New research from the University of Chicago Crime Lab shows a program that’s helping young men think before they act may be key to reducing arrests in Chicago. 

The Becoming A Man (BAM) program, developed by Chicago non-profit Youth Guidance, gives at-risk young men in middle school and high school weekly counseling sessions to help them make better in-the-moment decisions.

Program counselors don’t emphasize “doing the right thing,” but rather encourage kids to focus taking a moment before they respond to tense situations with aggression or violence. 

“One of the things we have to recognize as adults is that these kids have real dilemmas,” said Harold Pollack, a University of Chicago professor and author of the study. “They’re trying to navigate them as best they can and if you tell kids things like ‘never fight’ — that’s not realistic to the world in which they live. Now what you can tell them is, you may have to fight, but boy you’ve got a bunch of other things in your toolkit that you want to go through first.”

Pollack said the cognitive behavioral counseling the program provides helps kids develop the skills necessary to break down what is happening during a tense interaction and make more informed choices about how to act. 

Young men in these situations often default to what psychologist Daniel Kahneman in his 2011 book, Thinking, Fast and Slow, calls “System 1” thinking, Pollack said. 

“System 1” thinking is the immediate, gut reaction an individual has, whereas “System 2” thinking involves taking a breath, slowing down, and reflecting before acting.

In two trials beginning in 2009 and 2013, respectively, researchers identified over 4,700 kids on Chicago’s South and West Sides who were at-risk of dropping out of high school and being arrested for violent crime.

During the trial periods, total arrests for study participants fell by 28 to 35 percent, with arrests for violent crime falling by 45 to 50 percent and arrests for other crimes falling by 37 to 43 percent, according to the paper. 

Researchers found that youth involved were between 12 and 19 percent more likely to graduate high school.
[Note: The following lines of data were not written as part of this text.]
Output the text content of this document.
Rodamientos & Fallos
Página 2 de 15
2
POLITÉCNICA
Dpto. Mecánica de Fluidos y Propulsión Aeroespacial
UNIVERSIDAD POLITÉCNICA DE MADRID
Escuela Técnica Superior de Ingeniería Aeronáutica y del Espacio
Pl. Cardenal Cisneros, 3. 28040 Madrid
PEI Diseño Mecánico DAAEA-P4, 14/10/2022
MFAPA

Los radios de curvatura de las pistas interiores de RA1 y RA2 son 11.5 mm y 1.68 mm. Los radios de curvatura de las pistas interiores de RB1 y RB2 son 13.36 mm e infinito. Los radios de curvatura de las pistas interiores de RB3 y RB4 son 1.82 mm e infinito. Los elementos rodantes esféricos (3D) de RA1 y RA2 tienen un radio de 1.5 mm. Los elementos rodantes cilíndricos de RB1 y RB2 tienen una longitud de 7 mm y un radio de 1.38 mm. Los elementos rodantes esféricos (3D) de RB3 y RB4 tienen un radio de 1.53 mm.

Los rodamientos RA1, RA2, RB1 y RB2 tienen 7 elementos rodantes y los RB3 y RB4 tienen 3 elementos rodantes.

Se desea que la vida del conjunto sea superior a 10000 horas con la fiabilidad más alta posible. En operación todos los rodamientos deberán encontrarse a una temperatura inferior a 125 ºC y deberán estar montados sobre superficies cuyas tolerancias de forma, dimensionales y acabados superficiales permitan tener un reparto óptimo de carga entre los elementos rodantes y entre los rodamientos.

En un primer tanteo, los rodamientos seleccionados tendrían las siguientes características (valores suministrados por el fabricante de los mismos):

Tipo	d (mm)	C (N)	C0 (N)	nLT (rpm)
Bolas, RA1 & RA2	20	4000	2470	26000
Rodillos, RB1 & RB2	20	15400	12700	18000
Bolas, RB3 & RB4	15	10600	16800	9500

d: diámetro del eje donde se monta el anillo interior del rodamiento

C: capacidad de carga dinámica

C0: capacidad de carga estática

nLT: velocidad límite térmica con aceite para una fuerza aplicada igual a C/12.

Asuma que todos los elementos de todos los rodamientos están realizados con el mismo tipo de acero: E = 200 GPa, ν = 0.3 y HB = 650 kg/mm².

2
This data is not yet available for the trial that began in 2013. 

“I was surprised by the magnitude of these effects, and in some ways I was really saddened by them,” Pollack said. “With a relatively modest intervention, we shouldn’t be seeing such a dramatic decline in arrest for violent offenses. It really speaks to how much the kids need in their lives that they’re not getting.”

The researchers launched a third version of the trial in the Cook County Juvenile Temporary Detention Center, where juvenile arrestees are held before going to trial. The intervention included increased staff education, rewards for good behavior, and a daily program with many of the same elements as the Becoming A Man program. 

Compared to youths held in detention who did not receive the intervention, those who did were 21 percent less likely to be readmitted.

Unfortunately, Pollack said, the effect of the intervention fell off some after the study period ended. 

The study’s authors argue that more long-term intervention could lead to more sustained results. On the high end, the program costs about $2,000 per student participant to implement. 

Chicago Mayor Rahm Emanuel said at an event Monday that the city made an early investment in the program, and plans to allocate more funding to expand the number of students in BAM for the upcoming budget. 

“As a city it’s very easy to become convinced that there’s not much we can do to address these deeply rooted issues, and BAM is a great illustration that we can do things that are helpful, not a miracle cure, but things that are feasible and cost effective,” Pollack said.